Tel n’est pas le projet de Tatsushi Omori, qui s’attache tout particulièrement à brosser le portrait de Noriko, et de son indécision. Ne se décidant à embrasser aucune carrière du monde dit moderne, la jeune fille va trouver dans ce rituel du thé un lieu pour accéder à une certaine poésie de la vie. De toutes les élèves, Noriko est celle qui s’avère non pas la plus douée, mais sans doute la plus attentive et assidue.

D’autres femmes vont quitter l’enseignement lorsqu’elles se marient, font des enfants ou se font muter ailleurs. Noriko, elle, persiste tout en prenant le temps de faire ses choix. Alternant scènes d’intérieur dans le pavillon de thé et scènes d’extérieur durant lesquelles Noriko vit ses premières expériences, celles d’une jeune femme renonçant au mariage, menant sa vie amoureuse librement, continuant de visiter ses parents vieillissants, etc., Tatsushi Omori filme le fragile devenir d’une personne sur plus de vingt ans.

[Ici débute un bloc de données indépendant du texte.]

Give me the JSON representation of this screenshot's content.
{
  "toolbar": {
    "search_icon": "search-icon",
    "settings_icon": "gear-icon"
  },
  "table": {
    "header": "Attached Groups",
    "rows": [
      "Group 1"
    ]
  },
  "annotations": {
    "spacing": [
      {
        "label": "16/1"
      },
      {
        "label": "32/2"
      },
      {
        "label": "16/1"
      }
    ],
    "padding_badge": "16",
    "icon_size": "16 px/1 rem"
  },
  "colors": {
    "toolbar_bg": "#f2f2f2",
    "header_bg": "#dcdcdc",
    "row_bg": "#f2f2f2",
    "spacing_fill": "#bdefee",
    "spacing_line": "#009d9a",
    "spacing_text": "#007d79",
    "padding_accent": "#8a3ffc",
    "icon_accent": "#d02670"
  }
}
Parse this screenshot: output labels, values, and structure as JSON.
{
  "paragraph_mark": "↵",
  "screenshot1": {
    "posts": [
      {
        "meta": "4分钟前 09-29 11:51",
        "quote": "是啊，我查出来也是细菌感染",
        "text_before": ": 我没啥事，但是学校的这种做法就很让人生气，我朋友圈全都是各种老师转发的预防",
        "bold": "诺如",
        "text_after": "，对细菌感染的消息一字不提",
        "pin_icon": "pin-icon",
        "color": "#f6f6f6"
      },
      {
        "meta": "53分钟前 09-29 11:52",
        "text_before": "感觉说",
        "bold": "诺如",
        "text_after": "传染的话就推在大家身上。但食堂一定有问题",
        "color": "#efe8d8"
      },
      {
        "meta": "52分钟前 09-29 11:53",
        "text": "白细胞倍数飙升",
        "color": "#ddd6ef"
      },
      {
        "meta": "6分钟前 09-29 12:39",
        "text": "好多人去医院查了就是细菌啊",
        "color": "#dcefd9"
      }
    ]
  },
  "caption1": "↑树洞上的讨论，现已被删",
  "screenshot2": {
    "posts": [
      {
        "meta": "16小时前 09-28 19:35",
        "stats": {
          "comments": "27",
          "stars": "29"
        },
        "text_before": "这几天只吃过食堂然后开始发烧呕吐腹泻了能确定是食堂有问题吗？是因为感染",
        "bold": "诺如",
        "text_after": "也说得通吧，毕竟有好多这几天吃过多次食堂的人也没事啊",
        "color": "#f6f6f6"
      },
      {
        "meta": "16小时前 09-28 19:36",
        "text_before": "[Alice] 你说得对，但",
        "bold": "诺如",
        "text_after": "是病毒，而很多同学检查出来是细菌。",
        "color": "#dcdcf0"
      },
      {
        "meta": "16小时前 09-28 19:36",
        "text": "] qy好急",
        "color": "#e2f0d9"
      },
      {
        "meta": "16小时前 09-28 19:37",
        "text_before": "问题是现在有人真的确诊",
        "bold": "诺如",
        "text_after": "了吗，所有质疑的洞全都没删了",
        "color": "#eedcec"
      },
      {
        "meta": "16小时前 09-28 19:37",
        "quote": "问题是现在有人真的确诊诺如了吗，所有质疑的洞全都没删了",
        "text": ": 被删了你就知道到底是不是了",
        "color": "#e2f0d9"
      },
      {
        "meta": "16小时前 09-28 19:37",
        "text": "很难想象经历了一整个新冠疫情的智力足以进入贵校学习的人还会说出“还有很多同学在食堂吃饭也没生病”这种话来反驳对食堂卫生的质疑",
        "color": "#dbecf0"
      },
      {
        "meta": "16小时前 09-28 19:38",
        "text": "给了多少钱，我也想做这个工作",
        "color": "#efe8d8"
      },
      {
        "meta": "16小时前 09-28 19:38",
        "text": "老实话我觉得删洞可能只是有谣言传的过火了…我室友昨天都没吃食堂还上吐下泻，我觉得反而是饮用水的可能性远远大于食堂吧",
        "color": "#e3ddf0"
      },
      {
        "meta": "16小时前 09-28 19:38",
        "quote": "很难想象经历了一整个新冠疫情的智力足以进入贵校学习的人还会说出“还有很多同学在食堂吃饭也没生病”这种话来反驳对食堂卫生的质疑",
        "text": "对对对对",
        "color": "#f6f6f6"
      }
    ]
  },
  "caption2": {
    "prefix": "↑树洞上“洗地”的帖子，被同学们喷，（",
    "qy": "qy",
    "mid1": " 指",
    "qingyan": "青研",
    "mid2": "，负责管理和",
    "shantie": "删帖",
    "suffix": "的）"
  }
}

Plus qu’un film gracieux, Dans un jardin qu’on dirait éternel renvoie à l’acte de création, celui par lequel la maîtresse de thé transmet son art à ses élèves et insuffle le mouvement. Métronomique et chorégraphique, le film donne à voir la répétition des gestes et leur infime variation au fil des saisons, car on n’effectue pas le même rituel au printemps et à l’automne.

Dans son éternel recommencement, la cérémonie du thé s’apparente à une leçon d’humilité en même temps qu’à une perpétuelle mise au point sur le temps qui passe. Sur le visage de la comédienne Haru Kuroki se lisent magnifiquement les microchangements de son personnage : Noriko n’est jamais tout à fait la même que celle qu’elle était la veille. Et c’est peut-être pour cette raison qu’elle se sent commencer à vivre. Quand les mains de Noriko se mettent à bouger toutes seules, pliant virtuosement le carré de serviette, plongeant la louche au fond de la bouilloire d’un geste calibré, l’héroïne quitte enfin le stade laborieux de l’apprentissage par cœur pour le plaisir pur de la pratique. Elle ne fait plus « à la manière de », elle fait à sa façon.